Childress then moved to send no recommendation to the council, which town
attorney Patrick Lyp said was allowed. That vote resulted in a 3-3 tie
resulting in no action with member Sandi Snyder absent.
Eriksson’s motion to forward an unfavorable recommendation finally passed 4-2
with Timm voting in favor. He later said he changed his position to get the
PUD before the council. Also voting yes were Stinson, Eriksson and Bell;
Childress and Brueckheimer were opposed.
Prior to the votes attorney Karen Tallian said developers Bob Gorgei and Rich
Brennan now were offering to purchase an additional 5 acres southwest of
their parcel for a conventional park that would abut the original 6-acre
wetland park they proposed, both paralleling the CSX tracks north of Wood
Street.
The Porter Park Board had been approached about accepting the park but no
decision was made.
Tallian also said Lots 44-73 on the site’s northern boundary would become
patio homes with zero lot lines on one side; this was done at the suggestion
of town department heads to cluster like-size lots in one area, bringing the
total lots to 191.
Mandon later cited Lots 181-187 where sizes varied from 9,000 square feet to
6,600 square feet and the developers agreed to drop one lot and enlarge the
undersized ones there.
Tallian also said since the developers were offering to enlarge the park,
their contribution to help upgrade the Porter Avenue lift station for The
Trails sanitary sewage would be reduced to about $350,000. Developers
previously offered approximately $400,000 to help pay for a pedestrian bridge
for the Porter Brickyard hike/bike trail but the town later shifted the trail
away from the B&R development.
Brueckheimer, who is Porter’s Public Works director, said the lift-station
upgrade needs to take place before any connection is made and the total cost
could reach $800,000.
The commission conducted a public hearing Nov. 15 for the Trails and a
special meeting Nov. 29 to review the PUD’s traffic study, which indicated no
intersection modifications other than the addition of a right-turn lane on
Mineral Springs and on Old Porter were needed.

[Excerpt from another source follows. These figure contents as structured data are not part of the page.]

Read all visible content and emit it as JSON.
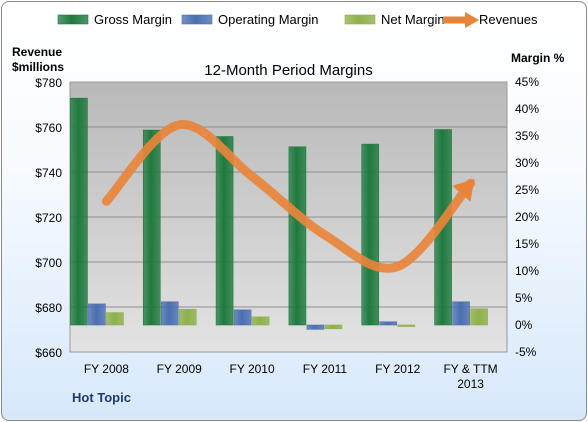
{
  "chart_data": {
    "type": "bar",
    "title": "12-Month Period Margins",
    "company": "Hot Topic",
    "y_left_label": [
      "Revenue",
      "$millions"
    ],
    "y_right_label": "Margin %",
    "categories": [
      [
        "FY 2008"
      ],
      [
        "FY 2009"
      ],
      [
        "FY 2010"
      ],
      [
        "FY 2011"
      ],
      [
        "FY 2012"
      ],
      [
        "FY & TTM",
        "2013"
      ]
    ],
    "y_left": {
      "min": 660,
      "max": 780,
      "step": 20,
      "format": "$"
    },
    "y_right": {
      "min": -5,
      "max": 45,
      "step": 5,
      "format": "%"
    },
    "series": [
      {
        "name": "Gross Margin",
        "type": "bar",
        "axis": "right",
        "color": "#1f7a3e",
        "values": [
          42,
          36.1,
          34.9,
          33,
          33.5,
          36.2
        ]
      },
      {
        "name": "Operating Margin",
        "type": "bar",
        "axis": "right",
        "color": "#4a6fb0",
        "values": [
          3.9,
          4.3,
          2.8,
          -0.8,
          0.6,
          4.3
        ]
      },
      {
        "name": "Net Margin",
        "type": "bar",
        "axis": "right",
        "color": "#8fb04a",
        "values": [
          2.3,
          2.9,
          1.5,
          -0.7,
          -0.2,
          3.0
        ]
      },
      {
        "name": "Revenues",
        "type": "line",
        "axis": "left",
        "color": "#e8843a",
        "values": [
          727,
          761,
          738,
          712,
          698,
          735
        ]
      }
    ],
    "grid": true,
    "legend": "top"
  }
}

Childress said he isn’t opposed to the density of the subdivision but having
only one access at two entrances on Mineral Springs “scares me to death.” He
inquired how much a vehicular bridge or tunnel spanning I-94 would cost. The
Trails project manager Matt Keiser estimated about $10 million.

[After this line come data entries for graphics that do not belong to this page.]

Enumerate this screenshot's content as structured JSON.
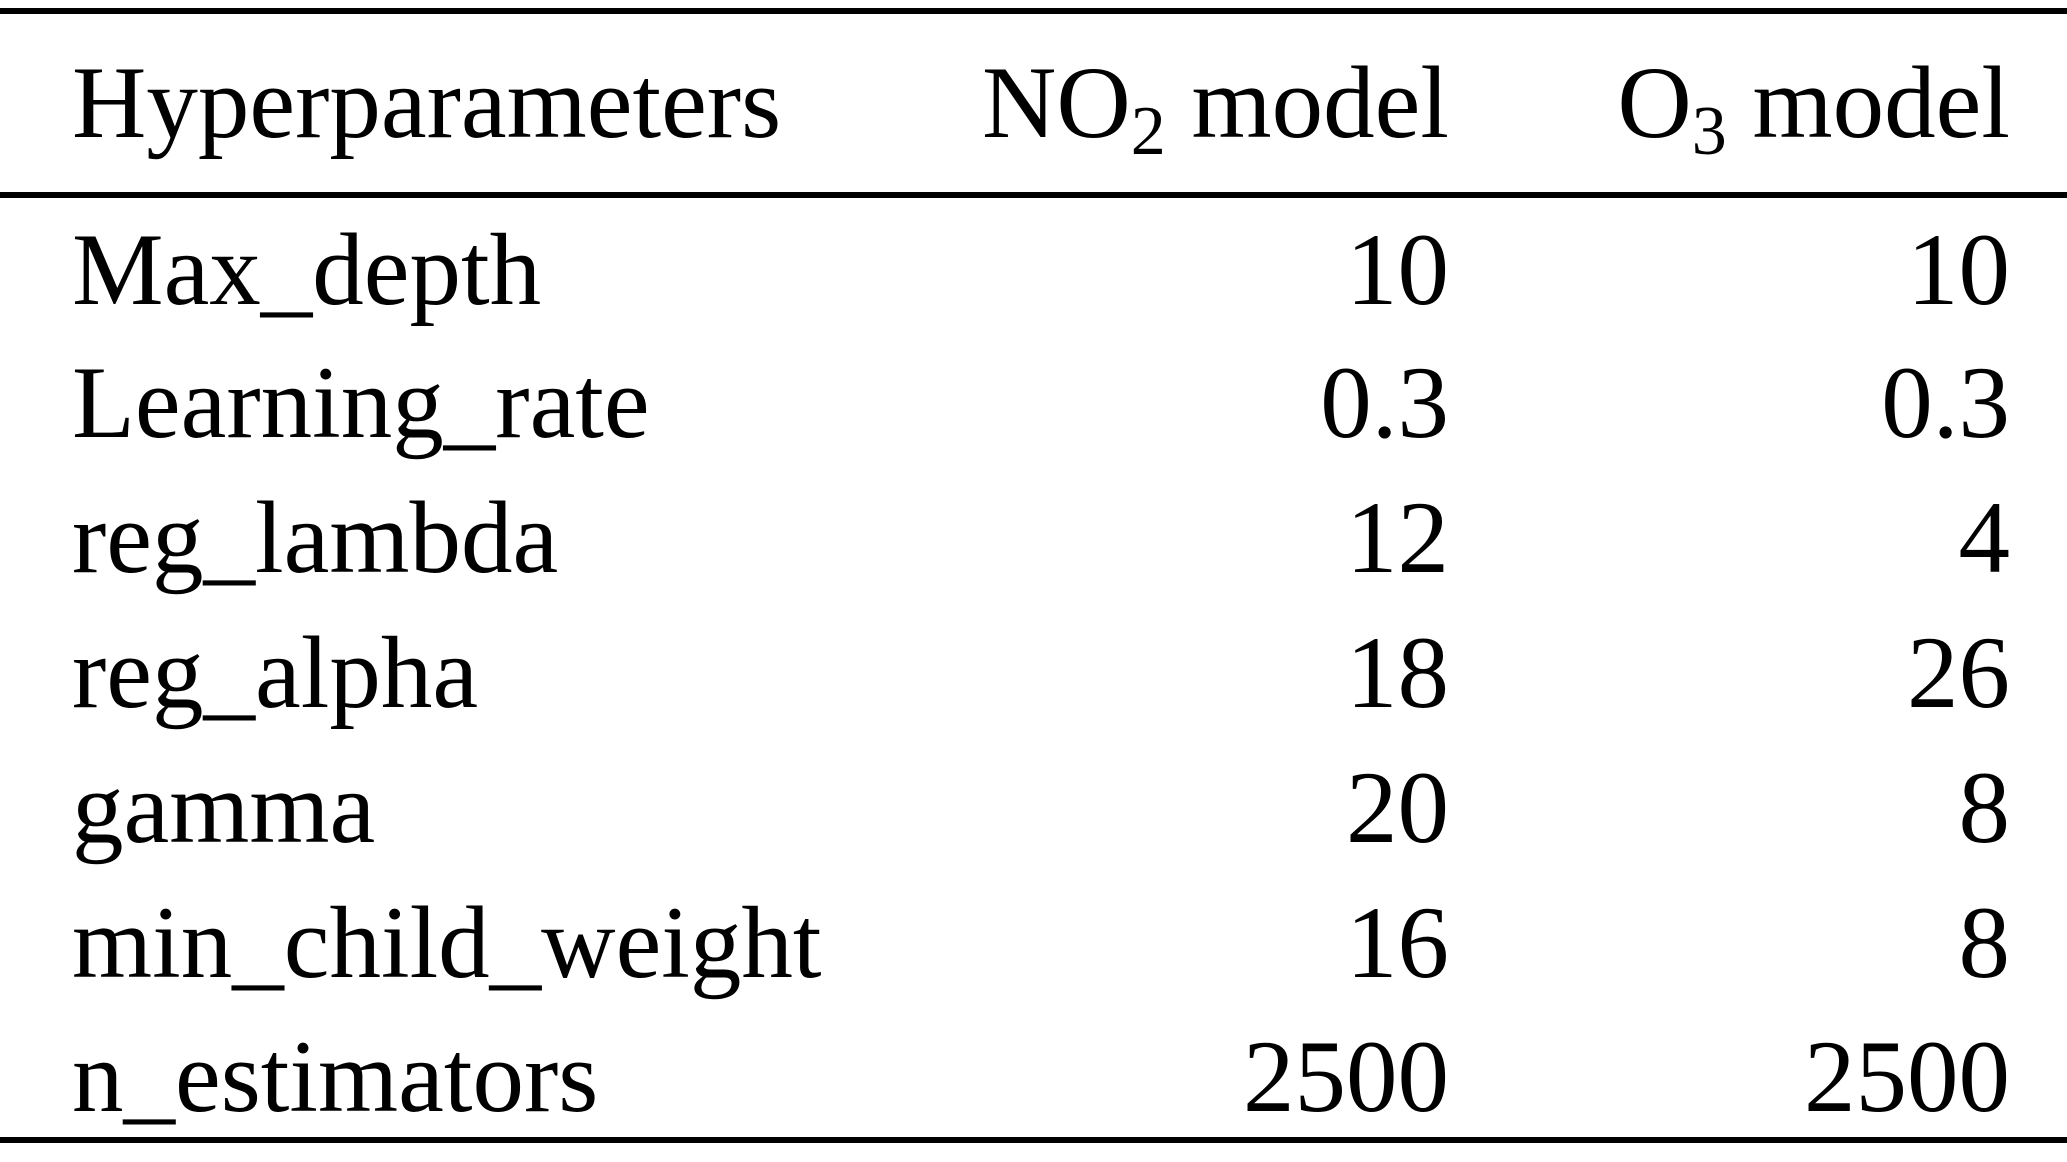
{
  "colors": {
    "background": "#ffffff",
    "text": "#000000",
    "rule": "#000000"
  },
  "table": {
    "header": {
      "col1": "Hyperparameters",
      "col2": {
        "prefix": "NO",
        "sub": "2",
        "suffix": " model"
      },
      "col3": {
        "prefix": "O",
        "sub": "3",
        "suffix": " model"
      }
    },
    "rows": [
      {
        "param": "Max_depth",
        "no2": "10",
        "o3": "10"
      },
      {
        "param": "Learning_rate",
        "no2": "0.3",
        "o3": "0.3"
      },
      {
        "param": "reg_lambda",
        "no2": "12",
        "o3": "4"
      },
      {
        "param": "reg_alpha",
        "no2": "18",
        "o3": "26"
      },
      {
        "param": "gamma",
        "no2": "20",
        "o3": "8"
      },
      {
        "param": "min_child_weight",
        "no2": "16",
        "o3": "8"
      },
      {
        "param": "n_estimators",
        "no2": "2500",
        "o3": "2500"
      }
    ]
  }
}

Eriksson asked what the planned houses would look like. Developers said a mix
of one- and two-story, tri-level and ranch homes ranging from the upper
$150,000 to low $200,000 range. Gorgei and Brennan have built The Trails of
Portage abutting the Prairie Duneland Trail and a subdivision east of Locust
Street in Chesterton.
While conceding the B&R plans for the Iron Triangle were the best he’s seen,
Eriksson said the density is still too high. Bell echoed that concern adding
that he questioned the proposed drainage plans; he said it’s hard to believe
the traffic study’s finding that the Mineral Springs/Old Porter three-way
intersection won’t suffer if 190 homes are built there.

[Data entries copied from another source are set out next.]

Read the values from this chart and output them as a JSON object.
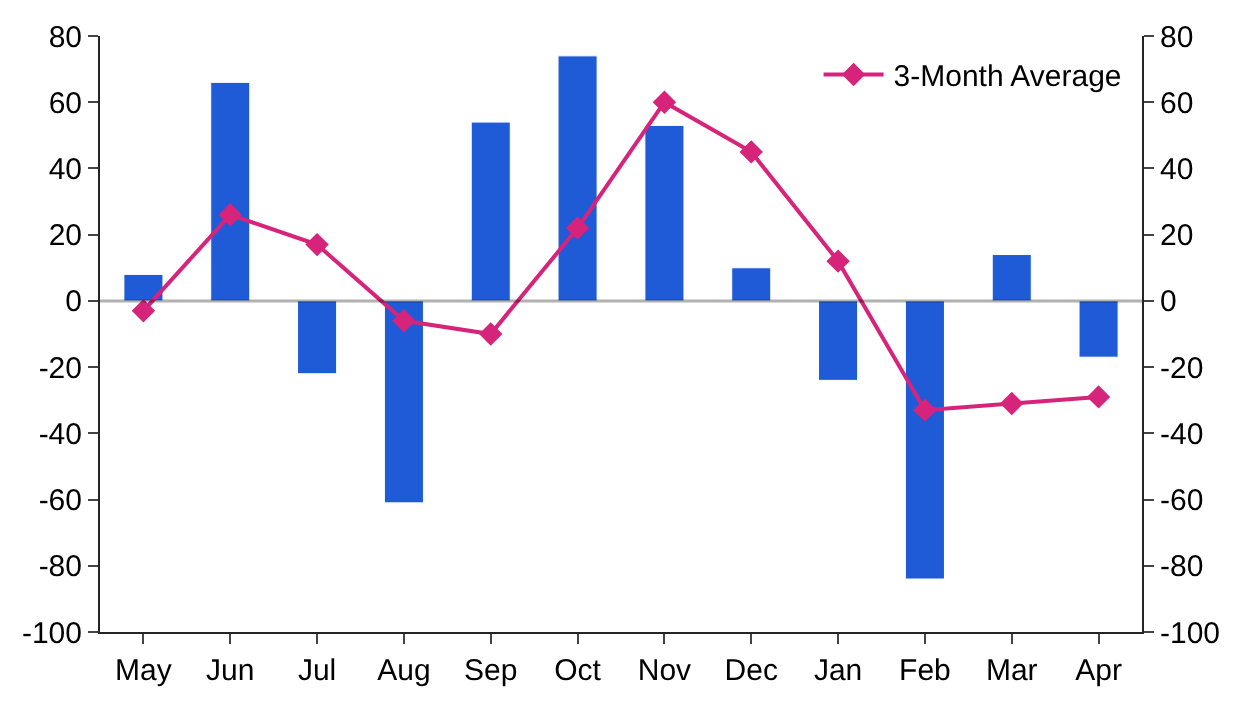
{
  "chart_data": {
    "type": "bar",
    "categories": [
      "May",
      "Jun",
      "Jul",
      "Aug",
      "Sep",
      "Oct",
      "Nov",
      "Dec",
      "Jan",
      "Feb",
      "Mar",
      "Apr"
    ],
    "series": [
      {
        "color": "#1f5bd6",
        "values": [
          8,
          66,
          -22,
          -61,
          54,
          74,
          53,
          10,
          -24,
          -84,
          14,
          -17
        ]
      },
      {
        "type": "line",
        "name": "3-Month Average",
        "color": "#d6247a",
        "marker": "diamond",
        "values": [
          -3,
          26,
          17,
          -6,
          -10,
          22,
          60,
          45,
          12,
          -33,
          -31,
          -29
        ]
      }
    ],
    "ylim": [
      -100,
      80
    ],
    "yticks": [
      -100,
      -80,
      -60,
      -40,
      -20,
      0,
      20,
      40,
      60,
      80
    ],
    "y2lim": [
      -100,
      80
    ],
    "y2ticks": [
      -100,
      -80,
      -60,
      -40,
      -20,
      0,
      20,
      40,
      60,
      80
    ],
    "grid": false,
    "ref_lines": [
      {
        "axis": "y",
        "value": 0,
        "color": "#000000"
      }
    ],
    "legend": "top right"
  }
}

Mandon countered each point. He said by adding five acres to the project for
the park, 190 lots were being proposed for 68 acres, not 63, reducing the
density. As for the traffic, “I don’t see how you can determine this will
cause a traffic problem just by thinking it without evidence supporting that
conclusion.”
Mandon called 11 acres of parkland “a very exciting feature of this
development” and reminded the commission there currently is no stormwater
plan for the parcel as opposed to one being in place post-construction.
Overall, the project has been massaged to the point it will have the least
amount of impact to surrounding properties, he advised.
Eriksson said mistakes have been made in the past and he doesn’t want to
repeat them. “I’m looking at the future."